サマエルの名は「毒をもつ輝かしい者(毒の天使)」の意のシュメール語である。また「闇の支配者」「神の悪意」の意も併せ持ち、「赤い蛇」とも呼ばれる。時にサタン、ルシファー、そして火星圏の軍神カマエルとも同一視される。

かつてサマエルは死、闇を司る天使だった。堕天後も神の意により死の天使として、死者の罪を容赦なく弾劾し慈悲の欠片も無く刑罰を執行する。ユダヤ教においては、モーセの魂を天国へ運ぶ任を果たせず、その際モーセに眼を潰され盲目となったともいう。

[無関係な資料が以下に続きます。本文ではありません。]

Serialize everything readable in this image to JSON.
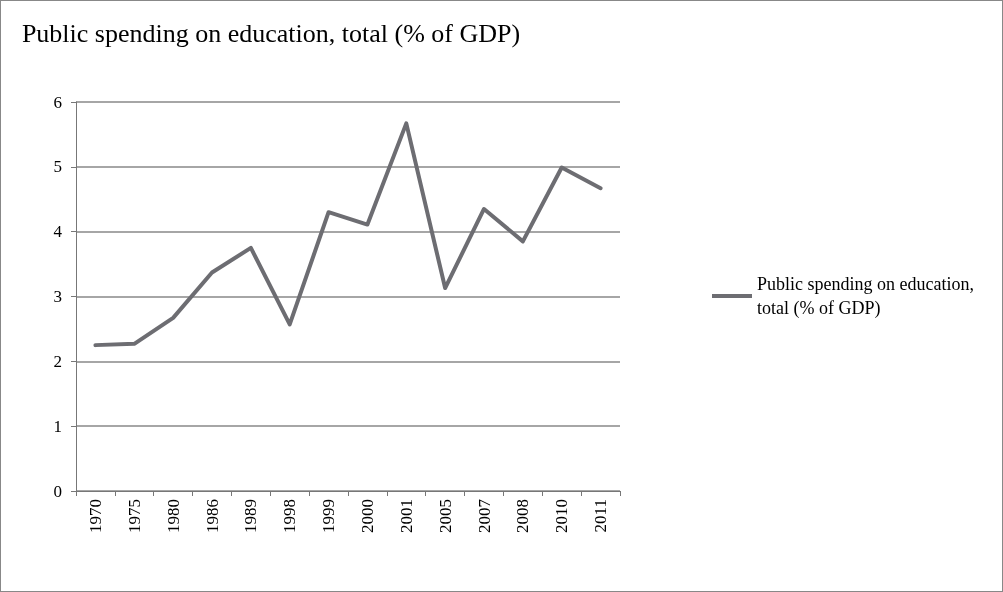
{
  "chart_data": {
    "type": "line",
    "title": "Public spending on education, total (% of GDP)",
    "categories": [
      "1970",
      "1975",
      "1980",
      "1986",
      "1989",
      "1998",
      "1999",
      "2000",
      "2001",
      "2005",
      "2007",
      "2008",
      "2010",
      "2011"
    ],
    "series": [
      {
        "name": "Public spending on education, total (% of GDP)",
        "color": "#6d6d72",
        "values": [
          2.25,
          2.27,
          2.67,
          3.37,
          3.75,
          2.57,
          4.3,
          4.11,
          5.67,
          3.13,
          4.35,
          3.85,
          4.99,
          4.67
        ]
      }
    ],
    "ylim": [
      0,
      6
    ],
    "yticks": [
      0,
      1,
      2,
      3,
      4,
      5,
      6
    ],
    "grid": "y",
    "legend": "right",
    "marker": "none",
    "line_style": "solid"
  }
}
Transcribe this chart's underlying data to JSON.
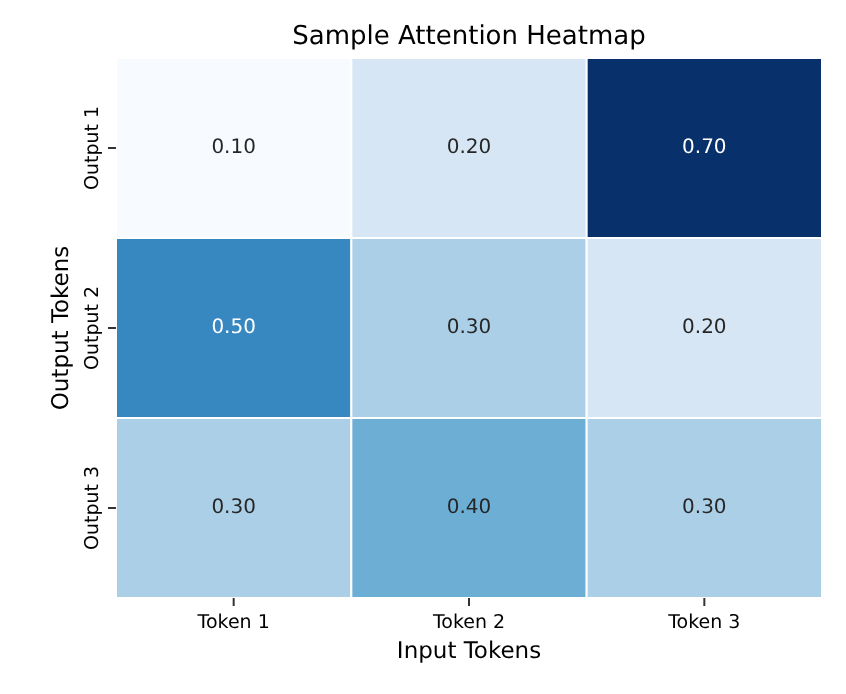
{
  "chart_data": {
    "type": "heatmap",
    "title": "Sample Attention Heatmap",
    "xlabel": "Input Tokens",
    "ylabel": "Output Tokens",
    "categories": [
      "Token 1",
      "Token 2",
      "Token 3"
    ],
    "y_categories": [
      "Output 1",
      "Output 2",
      "Output 3"
    ],
    "cells": [
      [
        0.1,
        0.2,
        0.7
      ],
      [
        0.5,
        0.3,
        0.2
      ],
      [
        0.3,
        0.4,
        0.3
      ]
    ],
    "cell_labels": [
      [
        "0.10",
        "0.20",
        "0.70"
      ],
      [
        "0.50",
        "0.30",
        "0.20"
      ],
      [
        "0.30",
        "0.40",
        "0.30"
      ]
    ],
    "data_labels": true
  }
}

サマエルには天使だった頃、葡萄の木を楽園に植えたというエピソードがある。しかし、この行為に神は怒り、サマエルを叱責した。納得できぬサマエルはアダムを唆し、葡萄の実を食べるよう勧める。アダムは葡萄をただ食べるだけでは飽き足らず、その実を醗酵させ葡萄酒を作り始めた。

葡萄酒をがぶ飲みするアダムの子孫は親殺し、子殺し、姦淫、盗み、偽誓といった悪行を行うようになった。いつの世もアルコールの過剰摂取は人の行動を著しく粗悪なものにさせるが、古の時代では人には罪が無く、葡萄酒が悪いとの見解を示しているのである。

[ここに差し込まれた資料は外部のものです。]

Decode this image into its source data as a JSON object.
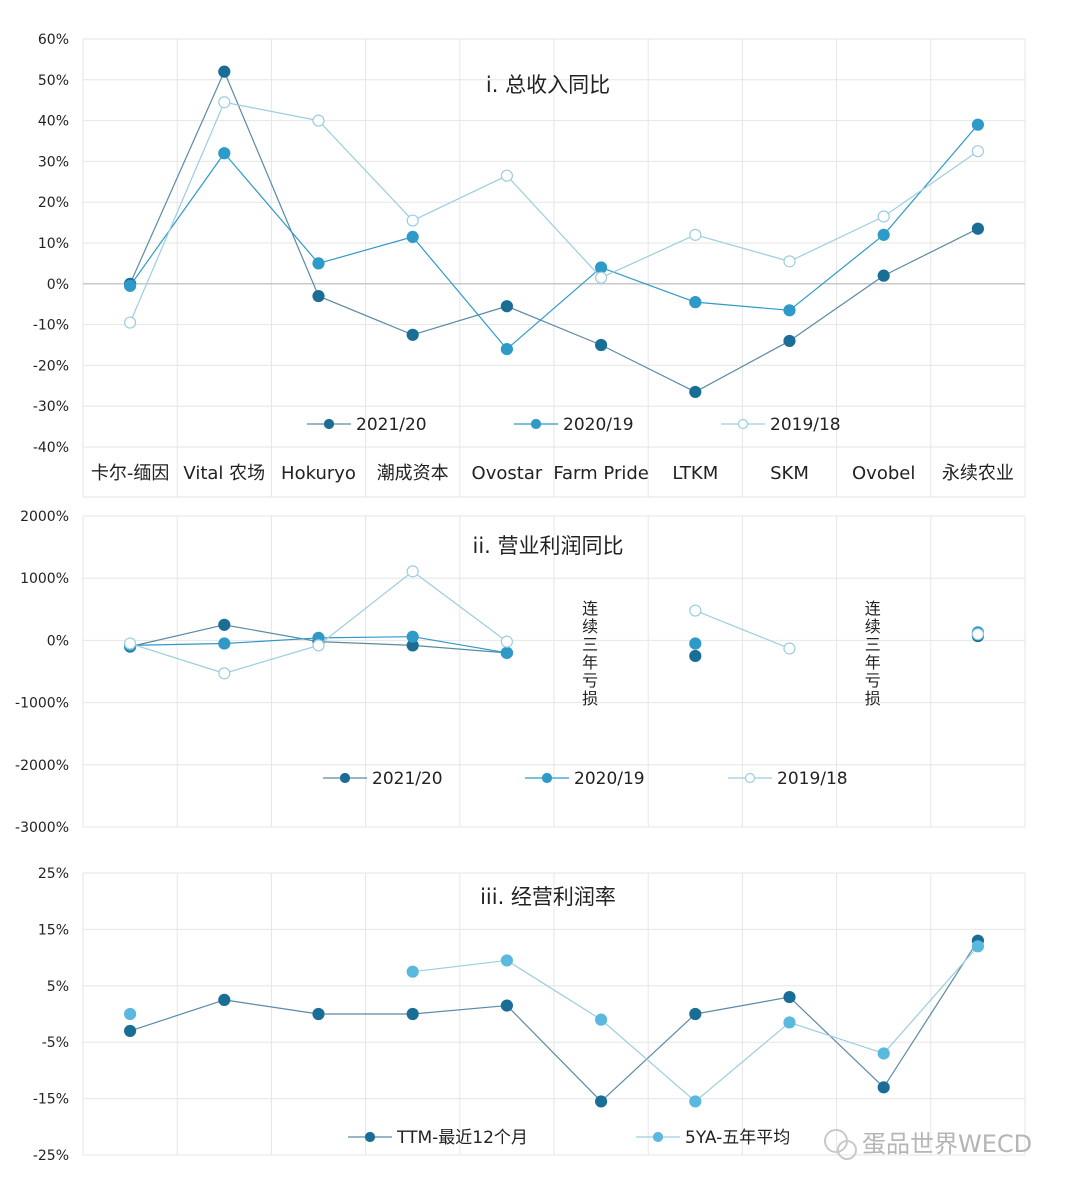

しかし、ここで一つの疑問が生じる。かつて、キリストは葡萄酒を「我が血なり」と発言したと伝えられている。では、キリストに流れる血は呪われたものであるのだろうか?

この疑問に対する回答は、ノアが洪水後の世界に植えた葡萄の木は神に祝福された物だから、とされる。・・・何とも都合の良い理由を後付けしたかのような答えではある。